Here is a blink of the Flower Petal Crater (located ca. 100 km WNW of the Huygens landing site, and 50 km to the E of the 150 km craterform identified by Rodriguez et al. It is pefectly coordinated. The Petals are correlated, but there are other features that are anti-correlated.

Attached Image

(click to animate)

The blink is of the combined T8 and T41 SAR RADAR swaths (at full res) compare/contrasted with the ISS[0.93 um] image.

The Flower Petal Crater was identified as an "eroded crater" in a much earlier discussion. (It's is also a handy feature for coordinating images).
The "petals" are also visible in the ISS image and line up perfectly in the image.

Now here's a big surprise: Just to the S of the Flower petal crater there is a RADAR-dark zone that correlates to an ISS-bright zone.
This combination is pretty rare on Titan in the Equatorial zones. It implies a smooth but IR-reflective surface.
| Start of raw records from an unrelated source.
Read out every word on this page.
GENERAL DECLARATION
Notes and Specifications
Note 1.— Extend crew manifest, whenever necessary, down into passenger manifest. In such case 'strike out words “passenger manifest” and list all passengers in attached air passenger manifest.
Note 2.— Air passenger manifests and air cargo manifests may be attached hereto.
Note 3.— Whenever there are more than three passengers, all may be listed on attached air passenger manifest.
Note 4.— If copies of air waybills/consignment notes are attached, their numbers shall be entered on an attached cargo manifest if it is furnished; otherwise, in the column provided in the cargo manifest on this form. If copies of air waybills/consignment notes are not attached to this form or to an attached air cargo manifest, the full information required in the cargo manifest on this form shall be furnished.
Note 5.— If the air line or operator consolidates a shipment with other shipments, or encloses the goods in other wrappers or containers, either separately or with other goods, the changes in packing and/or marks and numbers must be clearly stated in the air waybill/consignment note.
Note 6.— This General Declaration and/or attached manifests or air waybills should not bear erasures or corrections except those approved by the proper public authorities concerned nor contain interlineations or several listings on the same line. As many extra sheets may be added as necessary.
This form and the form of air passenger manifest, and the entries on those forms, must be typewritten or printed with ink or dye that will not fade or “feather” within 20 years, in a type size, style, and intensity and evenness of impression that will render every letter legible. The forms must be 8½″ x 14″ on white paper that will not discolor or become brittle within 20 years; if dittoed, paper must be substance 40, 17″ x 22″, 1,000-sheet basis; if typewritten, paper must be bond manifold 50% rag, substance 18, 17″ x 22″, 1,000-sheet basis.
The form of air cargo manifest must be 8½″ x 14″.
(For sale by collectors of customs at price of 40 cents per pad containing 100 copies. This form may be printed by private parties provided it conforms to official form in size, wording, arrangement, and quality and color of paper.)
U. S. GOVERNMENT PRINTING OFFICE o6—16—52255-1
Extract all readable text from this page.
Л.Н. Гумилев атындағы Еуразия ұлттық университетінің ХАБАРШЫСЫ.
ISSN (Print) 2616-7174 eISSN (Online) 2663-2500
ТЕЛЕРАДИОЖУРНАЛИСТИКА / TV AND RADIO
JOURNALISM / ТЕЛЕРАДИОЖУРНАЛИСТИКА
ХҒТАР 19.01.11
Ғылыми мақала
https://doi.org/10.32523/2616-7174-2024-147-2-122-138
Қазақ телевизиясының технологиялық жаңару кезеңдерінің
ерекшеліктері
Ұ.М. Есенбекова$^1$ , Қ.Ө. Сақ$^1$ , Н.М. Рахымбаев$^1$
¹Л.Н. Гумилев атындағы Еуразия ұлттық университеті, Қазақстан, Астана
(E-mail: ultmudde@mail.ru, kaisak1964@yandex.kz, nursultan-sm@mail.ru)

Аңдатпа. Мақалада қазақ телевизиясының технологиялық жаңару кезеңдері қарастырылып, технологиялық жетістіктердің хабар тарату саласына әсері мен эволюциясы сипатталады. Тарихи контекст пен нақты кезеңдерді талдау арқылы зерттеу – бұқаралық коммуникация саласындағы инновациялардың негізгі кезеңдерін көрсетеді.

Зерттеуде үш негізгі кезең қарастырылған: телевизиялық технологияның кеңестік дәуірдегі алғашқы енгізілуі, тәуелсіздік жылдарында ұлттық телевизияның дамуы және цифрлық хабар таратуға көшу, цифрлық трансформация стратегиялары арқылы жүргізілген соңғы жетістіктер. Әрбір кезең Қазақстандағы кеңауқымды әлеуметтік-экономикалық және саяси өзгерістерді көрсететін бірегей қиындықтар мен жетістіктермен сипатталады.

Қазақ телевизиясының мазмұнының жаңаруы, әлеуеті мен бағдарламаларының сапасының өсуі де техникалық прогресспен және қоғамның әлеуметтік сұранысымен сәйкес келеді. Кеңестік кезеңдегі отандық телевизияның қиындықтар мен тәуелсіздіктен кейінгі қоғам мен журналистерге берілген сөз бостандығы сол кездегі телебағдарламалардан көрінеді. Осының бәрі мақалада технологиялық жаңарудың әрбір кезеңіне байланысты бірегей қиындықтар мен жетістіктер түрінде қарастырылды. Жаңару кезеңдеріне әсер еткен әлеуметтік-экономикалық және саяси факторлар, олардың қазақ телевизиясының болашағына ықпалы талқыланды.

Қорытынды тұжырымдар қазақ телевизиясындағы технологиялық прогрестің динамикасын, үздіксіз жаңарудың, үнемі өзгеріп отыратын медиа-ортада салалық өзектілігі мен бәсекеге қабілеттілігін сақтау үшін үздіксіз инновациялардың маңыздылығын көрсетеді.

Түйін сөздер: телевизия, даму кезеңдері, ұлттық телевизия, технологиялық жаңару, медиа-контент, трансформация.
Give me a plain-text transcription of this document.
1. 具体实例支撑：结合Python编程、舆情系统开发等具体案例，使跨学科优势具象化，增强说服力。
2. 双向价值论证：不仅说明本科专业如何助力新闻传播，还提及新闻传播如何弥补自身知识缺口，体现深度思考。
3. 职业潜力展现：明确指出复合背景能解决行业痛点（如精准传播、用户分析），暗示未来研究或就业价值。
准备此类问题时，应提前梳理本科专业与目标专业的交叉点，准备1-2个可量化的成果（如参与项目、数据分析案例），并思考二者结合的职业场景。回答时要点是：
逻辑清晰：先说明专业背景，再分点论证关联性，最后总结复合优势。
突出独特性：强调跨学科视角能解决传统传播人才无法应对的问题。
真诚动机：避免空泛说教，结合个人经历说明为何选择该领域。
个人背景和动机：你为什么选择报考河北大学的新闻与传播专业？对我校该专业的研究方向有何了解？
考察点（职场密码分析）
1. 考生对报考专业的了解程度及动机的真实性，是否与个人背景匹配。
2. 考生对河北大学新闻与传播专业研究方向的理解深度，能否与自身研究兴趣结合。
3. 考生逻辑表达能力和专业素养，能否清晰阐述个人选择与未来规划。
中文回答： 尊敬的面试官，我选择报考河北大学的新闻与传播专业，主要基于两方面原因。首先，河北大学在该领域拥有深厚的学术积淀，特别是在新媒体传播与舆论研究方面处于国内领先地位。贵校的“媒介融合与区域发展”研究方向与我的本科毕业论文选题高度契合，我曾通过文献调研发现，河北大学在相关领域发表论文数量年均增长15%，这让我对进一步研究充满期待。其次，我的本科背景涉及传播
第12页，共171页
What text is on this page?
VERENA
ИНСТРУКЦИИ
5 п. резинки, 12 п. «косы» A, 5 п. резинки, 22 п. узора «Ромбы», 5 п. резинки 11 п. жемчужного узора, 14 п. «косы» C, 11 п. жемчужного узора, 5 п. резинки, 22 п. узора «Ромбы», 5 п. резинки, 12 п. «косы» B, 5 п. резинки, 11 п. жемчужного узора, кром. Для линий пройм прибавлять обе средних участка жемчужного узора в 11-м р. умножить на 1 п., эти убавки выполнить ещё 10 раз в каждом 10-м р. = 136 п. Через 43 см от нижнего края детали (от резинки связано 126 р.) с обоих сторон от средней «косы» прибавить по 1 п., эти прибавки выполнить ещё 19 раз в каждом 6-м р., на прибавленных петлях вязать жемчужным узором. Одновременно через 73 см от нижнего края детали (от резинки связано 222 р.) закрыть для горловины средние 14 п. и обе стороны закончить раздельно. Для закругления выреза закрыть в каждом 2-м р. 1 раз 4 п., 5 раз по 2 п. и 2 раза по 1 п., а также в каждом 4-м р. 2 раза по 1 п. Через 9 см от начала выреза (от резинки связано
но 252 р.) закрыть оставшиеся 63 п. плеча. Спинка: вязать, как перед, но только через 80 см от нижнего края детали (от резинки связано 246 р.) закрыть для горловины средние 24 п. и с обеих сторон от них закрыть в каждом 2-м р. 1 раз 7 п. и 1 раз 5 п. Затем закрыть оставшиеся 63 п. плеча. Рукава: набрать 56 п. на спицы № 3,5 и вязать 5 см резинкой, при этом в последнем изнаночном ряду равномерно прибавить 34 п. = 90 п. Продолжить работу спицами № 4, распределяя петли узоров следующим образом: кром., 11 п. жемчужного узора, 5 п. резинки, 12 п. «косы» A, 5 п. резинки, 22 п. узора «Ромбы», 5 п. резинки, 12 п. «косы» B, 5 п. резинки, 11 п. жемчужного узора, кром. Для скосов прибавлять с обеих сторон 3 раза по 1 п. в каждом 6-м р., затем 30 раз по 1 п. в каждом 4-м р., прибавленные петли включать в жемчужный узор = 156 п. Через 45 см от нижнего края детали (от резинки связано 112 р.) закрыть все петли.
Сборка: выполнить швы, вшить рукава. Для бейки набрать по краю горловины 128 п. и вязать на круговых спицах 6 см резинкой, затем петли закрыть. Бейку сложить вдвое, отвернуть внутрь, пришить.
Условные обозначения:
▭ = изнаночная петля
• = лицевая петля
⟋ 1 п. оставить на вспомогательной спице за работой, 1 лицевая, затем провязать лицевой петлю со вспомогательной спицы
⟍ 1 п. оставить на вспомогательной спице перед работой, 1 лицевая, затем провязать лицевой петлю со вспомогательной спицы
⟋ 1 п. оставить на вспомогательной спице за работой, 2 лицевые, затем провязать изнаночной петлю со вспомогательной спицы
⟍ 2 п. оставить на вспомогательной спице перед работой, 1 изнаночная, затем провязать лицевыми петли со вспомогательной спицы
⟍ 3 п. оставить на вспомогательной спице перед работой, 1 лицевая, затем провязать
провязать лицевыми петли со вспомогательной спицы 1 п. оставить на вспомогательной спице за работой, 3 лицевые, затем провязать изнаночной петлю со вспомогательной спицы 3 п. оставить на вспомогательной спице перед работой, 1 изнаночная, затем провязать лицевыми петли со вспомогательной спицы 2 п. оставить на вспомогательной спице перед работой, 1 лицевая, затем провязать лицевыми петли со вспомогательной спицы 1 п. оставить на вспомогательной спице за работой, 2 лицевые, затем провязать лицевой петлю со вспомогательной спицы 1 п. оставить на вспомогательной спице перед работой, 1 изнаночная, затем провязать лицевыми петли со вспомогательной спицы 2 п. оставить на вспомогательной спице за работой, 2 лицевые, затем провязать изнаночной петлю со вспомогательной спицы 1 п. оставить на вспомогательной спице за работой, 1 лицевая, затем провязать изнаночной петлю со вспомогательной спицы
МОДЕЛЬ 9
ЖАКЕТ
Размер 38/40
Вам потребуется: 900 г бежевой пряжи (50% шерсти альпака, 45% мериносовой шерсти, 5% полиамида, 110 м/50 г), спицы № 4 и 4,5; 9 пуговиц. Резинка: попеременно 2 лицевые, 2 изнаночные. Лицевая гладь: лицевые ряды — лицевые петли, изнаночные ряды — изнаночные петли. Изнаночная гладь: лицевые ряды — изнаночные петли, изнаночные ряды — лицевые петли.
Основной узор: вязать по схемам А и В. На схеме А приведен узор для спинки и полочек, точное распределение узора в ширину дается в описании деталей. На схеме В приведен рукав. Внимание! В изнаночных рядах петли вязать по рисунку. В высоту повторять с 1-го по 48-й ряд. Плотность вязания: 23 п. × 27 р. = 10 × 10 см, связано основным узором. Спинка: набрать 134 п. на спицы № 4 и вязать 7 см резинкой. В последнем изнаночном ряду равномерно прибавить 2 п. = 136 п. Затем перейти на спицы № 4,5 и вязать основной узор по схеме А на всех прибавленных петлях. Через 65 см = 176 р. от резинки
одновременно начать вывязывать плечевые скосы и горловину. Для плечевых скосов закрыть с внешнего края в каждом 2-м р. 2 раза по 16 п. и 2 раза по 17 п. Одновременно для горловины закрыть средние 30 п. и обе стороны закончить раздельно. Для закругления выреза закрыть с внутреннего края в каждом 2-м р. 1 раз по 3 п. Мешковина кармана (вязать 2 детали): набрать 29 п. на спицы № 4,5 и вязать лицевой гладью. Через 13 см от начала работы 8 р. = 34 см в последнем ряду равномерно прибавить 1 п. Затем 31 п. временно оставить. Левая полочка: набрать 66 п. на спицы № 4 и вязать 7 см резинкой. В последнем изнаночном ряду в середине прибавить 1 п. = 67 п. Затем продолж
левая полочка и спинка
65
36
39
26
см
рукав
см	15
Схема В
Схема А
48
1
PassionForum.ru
Extending to the SSE there is what could be a lobate flow of RADAR-dark/ISS-bright material.

We've seen stuff like this before:

This looks very similar to the dark flow-like feature seen in E Xanadu in the T13 swath!! The VIMS spectra showed it to be more "organic-like" rather than "ice-like".

Is this related??? Is that ISS-bright blob the source of the RADAR-dark flow???

(Oh yeah, note the RADAR-bright streambed crossing the RADAR dark flow, but avoiding the ISS-brightest patch. Just like in E Xanadu!)